Additional Information:
The coefficient of restitution (COR) also denoted by (e) is the ratio of the final to initial relative velocity between two objects after they collide. It normally ranges from 0 to 1 where 1 would be a perfectly elastic collision. If the coefficient is high (very close to 1.00) it means that very little kinetic energy was lost during the collision. If the coefficient is low (close to zero) it suggests that a large fraction of the kinetic energy was converted into heat or was otherwise absorbed through deformation. Let's take a closer look.When a moving object (say a rubber ball) collides with an immobile flat surface (say a massive marble floor), the object will rebound with some fraction of its original energy. If the collision is perfectly elastic, then the ball will rebound with all of the energy it arrived with and its rebound velocity will be the same as its approach velocity.

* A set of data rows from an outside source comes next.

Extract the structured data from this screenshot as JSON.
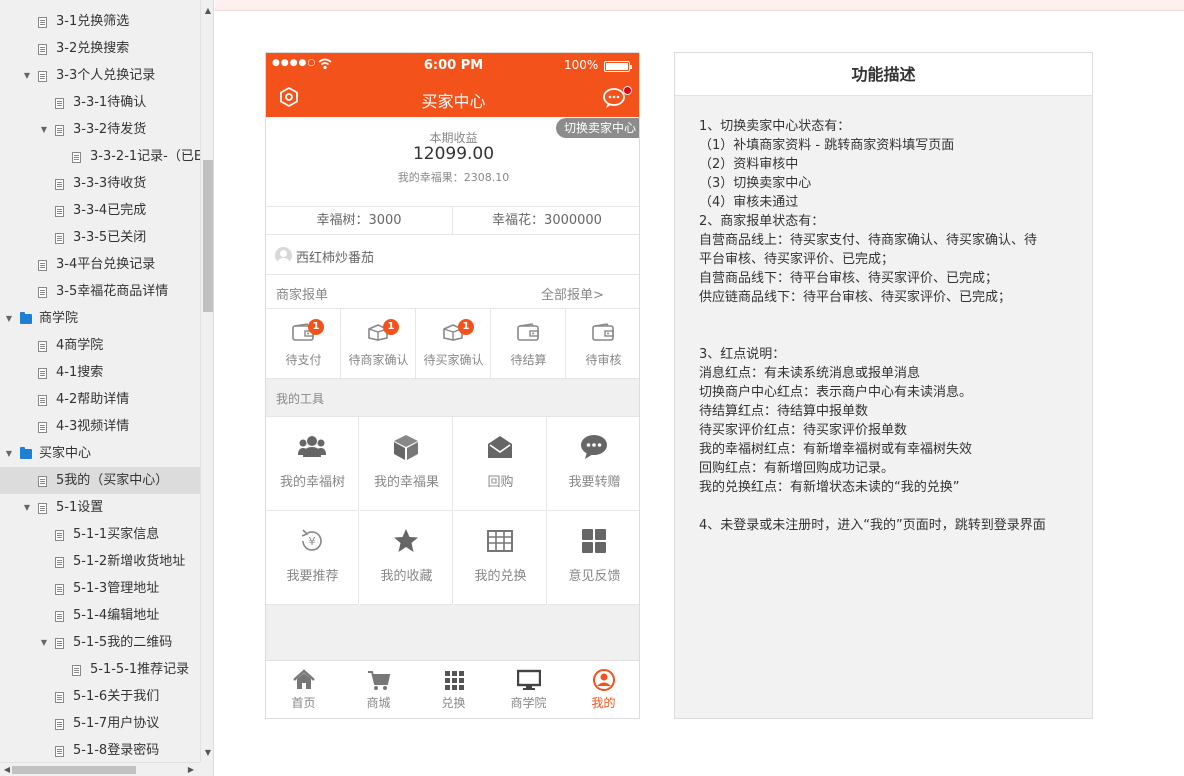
{
  "sidebar": {
    "items": [
      {
        "label": "3-1兑换筛选",
        "level": 2,
        "type": "page",
        "expander": "",
        "selected": false
      },
      {
        "label": "3-2兑换搜索",
        "level": 2,
        "type": "page",
        "expander": "",
        "selected": false
      },
      {
        "label": "3-3个人兑换记录",
        "level": 2,
        "type": "page",
        "expander": "expanded",
        "selected": false
      },
      {
        "label": "3-3-1待确认",
        "level": 3,
        "type": "page",
        "expander": "",
        "selected": false
      },
      {
        "label": "3-3-2待发货",
        "level": 3,
        "type": "page",
        "expander": "expanded",
        "selected": false
      },
      {
        "label": "3-3-2-1记录-（已E",
        "level": 4,
        "type": "page",
        "expander": "",
        "selected": false
      },
      {
        "label": "3-3-3待收货",
        "level": 3,
        "type": "page",
        "expander": "",
        "selected": false
      },
      {
        "label": "3-3-4已完成",
        "level": 3,
        "type": "page",
        "expander": "",
        "selected": false
      },
      {
        "label": "3-3-5已关闭",
        "level": 3,
        "type": "page",
        "expander": "",
        "selected": false
      },
      {
        "label": "3-4平台兑换记录",
        "level": 2,
        "type": "page",
        "expander": "",
        "selected": false
      },
      {
        "label": "3-5幸福花商品详情",
        "level": 2,
        "type": "page",
        "expander": "",
        "selected": false
      },
      {
        "label": "商学院",
        "level": 1,
        "type": "folder",
        "expander": "expanded",
        "selected": false
      },
      {
        "label": "4商学院",
        "level": 2,
        "type": "page",
        "expander": "",
        "selected": false
      },
      {
        "label": "4-1搜索",
        "level": 2,
        "type": "page",
        "expander": "",
        "selected": false
      },
      {
        "label": "4-2帮助详情",
        "level": 2,
        "type": "page",
        "expander": "",
        "selected": false
      },
      {
        "label": "4-3视频详情",
        "level": 2,
        "type": "page",
        "expander": "",
        "selected": false
      },
      {
        "label": "买家中心",
        "level": 1,
        "type": "folder",
        "expander": "expanded",
        "selected": false
      },
      {
        "label": "5我的（买家中心）",
        "level": 2,
        "type": "page",
        "expander": "",
        "selected": true
      },
      {
        "label": "5-1设置",
        "level": 2,
        "type": "page",
        "expander": "expanded",
        "selected": false
      },
      {
        "label": "5-1-1买家信息",
        "level": 3,
        "type": "page",
        "expander": "",
        "selected": false
      },
      {
        "label": "5-1-2新增收货地址",
        "level": 3,
        "type": "page",
        "expander": "",
        "selected": false
      },
      {
        "label": "5-1-3管理地址",
        "level": 3,
        "type": "page",
        "expander": "",
        "selected": false
      },
      {
        "label": "5-1-4编辑地址",
        "level": 3,
        "type": "page",
        "expander": "",
        "selected": false
      },
      {
        "label": "5-1-5我的二维码",
        "level": 3,
        "type": "page",
        "expander": "expanded",
        "selected": false
      },
      {
        "label": "5-1-5-1推荐记录",
        "level": 4,
        "type": "page",
        "expander": "",
        "selected": false
      },
      {
        "label": "5-1-6关于我们",
        "level": 3,
        "type": "page",
        "expander": "",
        "selected": false
      },
      {
        "label": "5-1-7用户协议",
        "level": 3,
        "type": "page",
        "expander": "",
        "selected": false
      },
      {
        "label": "5-1-8登录密码",
        "level": 3,
        "type": "page",
        "expander": "",
        "selected": false
      }
    ]
  },
  "phone": {
    "status": {
      "signal": "●●●●○",
      "time": "6:00 PM",
      "battery": "100%"
    },
    "header": {
      "title": "买家中心",
      "left_icon": "settings-hex-icon",
      "right_icon": "message-icon"
    },
    "summary": {
      "switch_label": "切换卖家中心",
      "period_label": "本期收益",
      "period_value": "12099.00",
      "fruit_text": "我的幸福果：2308.10"
    },
    "tree_text": "幸福树：3000",
    "flower_text": "幸福花：3000000",
    "user_name": "西红柿炒番茄",
    "orders": {
      "title": "商家报单",
      "all_link": "全部报单>",
      "items": [
        {
          "label": "待支付",
          "badge": "1",
          "icon": "wallet-icon"
        },
        {
          "label": "待商家确认",
          "badge": "1",
          "icon": "box-icon"
        },
        {
          "label": "待买家确认",
          "badge": "1",
          "icon": "box-icon"
        },
        {
          "label": "待结算",
          "badge": "",
          "icon": "wallet-icon"
        },
        {
          "label": "待审核",
          "badge": "",
          "icon": "wallet-icon"
        }
      ]
    },
    "tools": {
      "title": "我的工具",
      "items": [
        {
          "label": "我的幸福树",
          "icon": "users-icon"
        },
        {
          "label": "我的幸福果",
          "icon": "cube-icon"
        },
        {
          "label": "回购",
          "icon": "envelope-icon"
        },
        {
          "label": "我要转赠",
          "icon": "chat-icon"
        },
        {
          "label": "我要推荐",
          "icon": "yen-refresh-icon"
        },
        {
          "label": "我的收藏",
          "icon": "star-icon"
        },
        {
          "label": "我的兑换",
          "icon": "grid-table-icon"
        },
        {
          "label": "意见反馈",
          "icon": "tiles-icon"
        }
      ]
    },
    "tabs": [
      {
        "label": "首页",
        "icon": "home-icon",
        "active": false
      },
      {
        "label": "商城",
        "icon": "cart-icon",
        "active": false
      },
      {
        "label": "兑换",
        "icon": "dots-grid-icon",
        "active": false
      },
      {
        "label": "商学院",
        "icon": "monitor-icon",
        "active": false
      },
      {
        "label": "我的",
        "icon": "user-circle-icon",
        "active": true
      }
    ]
  },
  "description": {
    "title": "功能描述",
    "lines": [
      "1、切换卖家中心状态有：",
      "（1）补填商家资料 - 跳转商家资料填写页面",
      "（2）资料审核中",
      "（3）切换卖家中心",
      "（4）审核未通过",
      "2、商家报单状态有：",
      "自营商品线上：待买家支付、待商家确认、待买家确认、待",
      "平台审核、待买家评价、已完成；",
      "自营商品线下：待平台审核、待买家评价、已完成；",
      "供应链商品线下：待平台审核、待买家评价、已完成；",
      "",
      "",
      "3、红点说明：",
      "消息红点：有未读系统消息或报单消息",
      "切换商户中心红点：表示商户中心有未读消息。",
      "待结算红点：待结算中报单数",
      "待买家评价红点：待买家评价报单数",
      " 我的幸福树红点：有新增幸福树或有幸福树失效",
      "回购红点：有新增回购成功记录。",
      "我的兑换红点：有新增状态未读的“我的兑换”",
      "",
      "4、未登录或未注册时，进入“我的”页面时，跳转到登录界面"
    ]
  },
  "colors": {
    "brand": "#f4521b",
    "badge": "#f4521b",
    "folder": "#1e7fd4",
    "active_tab": "#f4521b"
  }
}
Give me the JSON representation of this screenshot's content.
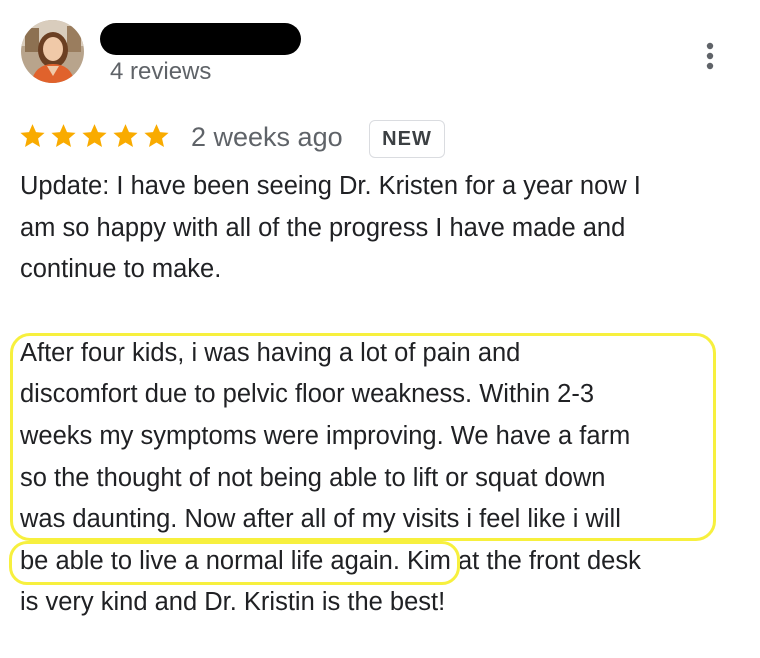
{
  "reviewer": {
    "avatar_icon": "profile-photo-avatar",
    "name_redacted": true,
    "reviews_count": "4 reviews"
  },
  "menu": {
    "icon": "more-vert-icon"
  },
  "rating": {
    "stars": 5,
    "max_stars": 5,
    "star_color": "#f9ab00",
    "date": "2 weeks ago",
    "badge": "NEW"
  },
  "review": {
    "paragraph1_lines": [
      "Update: I have been seeing Dr. Kristen for a year now I",
      "am so happy with all of the progress I have made and",
      "continue to make."
    ],
    "paragraph2_lines": [
      "After four kids, i was having a lot of pain and",
      "discomfort due to pelvic floor weakness. Within 2-3",
      "weeks my symptoms were improving. We have a farm",
      "so the thought of not being able to lift or squat down",
      "was daunting. Now after all of my visits i feel like i will",
      "be able to live a normal life again. Kim at the front desk",
      "is very kind and Dr. Kristin is the best!"
    ]
  },
  "highlight_color": "#f7f03e"
}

In this case, the coefficient of restitution is said to be precisely 1.00. On the other hand, if there is considerable permanent deformation of either the object or the surface (or both) then the object will rebound with much less energy than it originally arrived with. In this case, the coefficient of restitution will be close to zero.

Note:
The coefficient of restitution depends to a large extent on the nature of the two materials of which the colliding objects are made. It is also affected by the impact velocity, the shape and size of the colliding objects, the location on the colliding objects at which the collision occurs, and their temperatures.